Indonesia’s Rupiah Steady as Bond Demand Offsets Share Sell-Off
February 08, 2012, 8:19 PM ESTBy Khalid Qayum
Feb. 8 (Bloomberg) -- Indonesia’s rupiah was steady as demand for the nation’s sovereign debt offset foreign funds pulling money from local stocks.
The country sold 12 trillion rupiah ($1.3 billion) of local-currency bonds yesterday, exceeding its 8 trillion rupiah target, the finance ministry said in a statement. The sale drew 42.38 trillion rupiah of bids, it said. Overseas investors sold $120 million more local shares than they bought in the first two days of this week, exchange data show. Gross domestic product rose 6.46 percent in 2011, after a revised 6.20 percent gain the previous year, the statistics bureau said this week.
“Demand for government bonds was much more than the target as foreigners participated in the sale,” said Bambang Eko Joewono, the Jakarta-based head of the global-markets division at PT Bank UOB Indonesia. “Investors are attracted to the strong economic fundamentals of Indonesia.”
The rupiah traded at 8,989 per dollar as of 9:35 a.m. in Jakarta, from 8,990 yesterday, according to prices from local banks compiled by Bloomberg. The currency rose as much as 0.1 percent to 8,980 earlier.

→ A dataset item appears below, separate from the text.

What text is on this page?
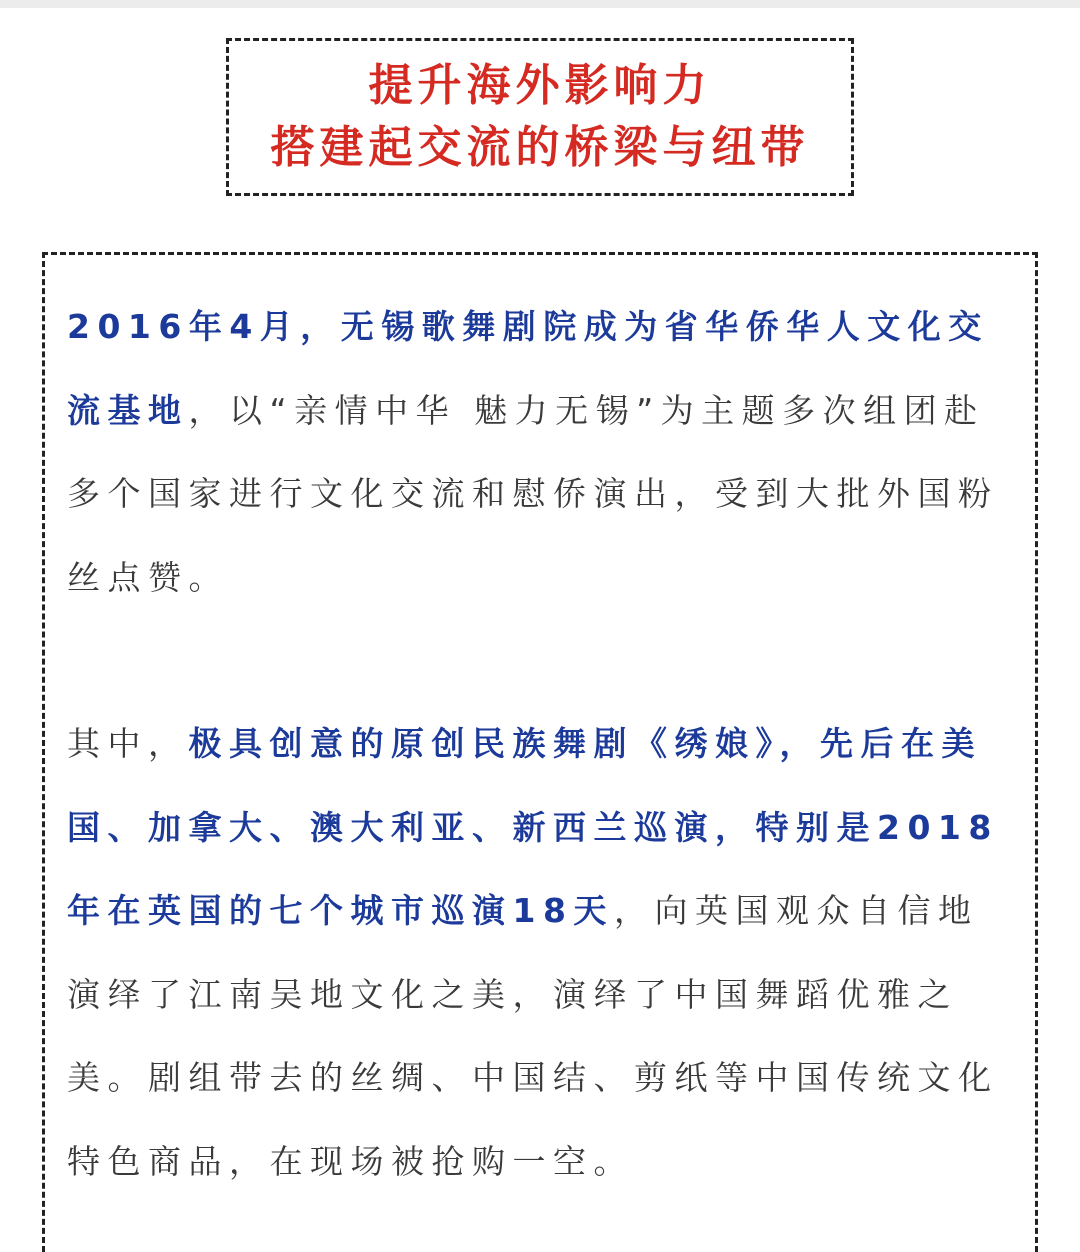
提升海外影响力
搭建起交流的桥梁与纽带

2016年4月，无锡歌舞剧院成为省华侨华人文化交流基地，以“亲情中华 魅力无锡”为主题多次组团赴多个国家进行文化交流和慰侨演出，受到大批外国粉丝点赞。

其中，极具创意的原创民族舞剧《绣娘》，先后在美国、加拿大、澳大利亚、新西兰巡演，特别是2018年在英国的七个城市巡演18天，向英国观众自信地演绎了江南吴地文化之美，演绎了中国舞蹈优雅之美。剧组带去的丝绸、中国结、剪纸等中国传统文化特色商品，在现场被抢购一空。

Moody’s Investors Service awarded Indonesia an investment- grade credit rating last month, following Fitch Ratings in December. Offshore funds boosted holdings of Indonesian government debt by 5.6 percent to 235.3 trillion rupiah this year through Feb. 6, according to finance ministry data.
The yield on the government’s 7 percent bond due May 2022 fell two basis points, or 0.02 percentage point, to 5.25 percent yesterday, according to the Inter-Dealer Market Association. It was the ninth day in a row the rate has dropped.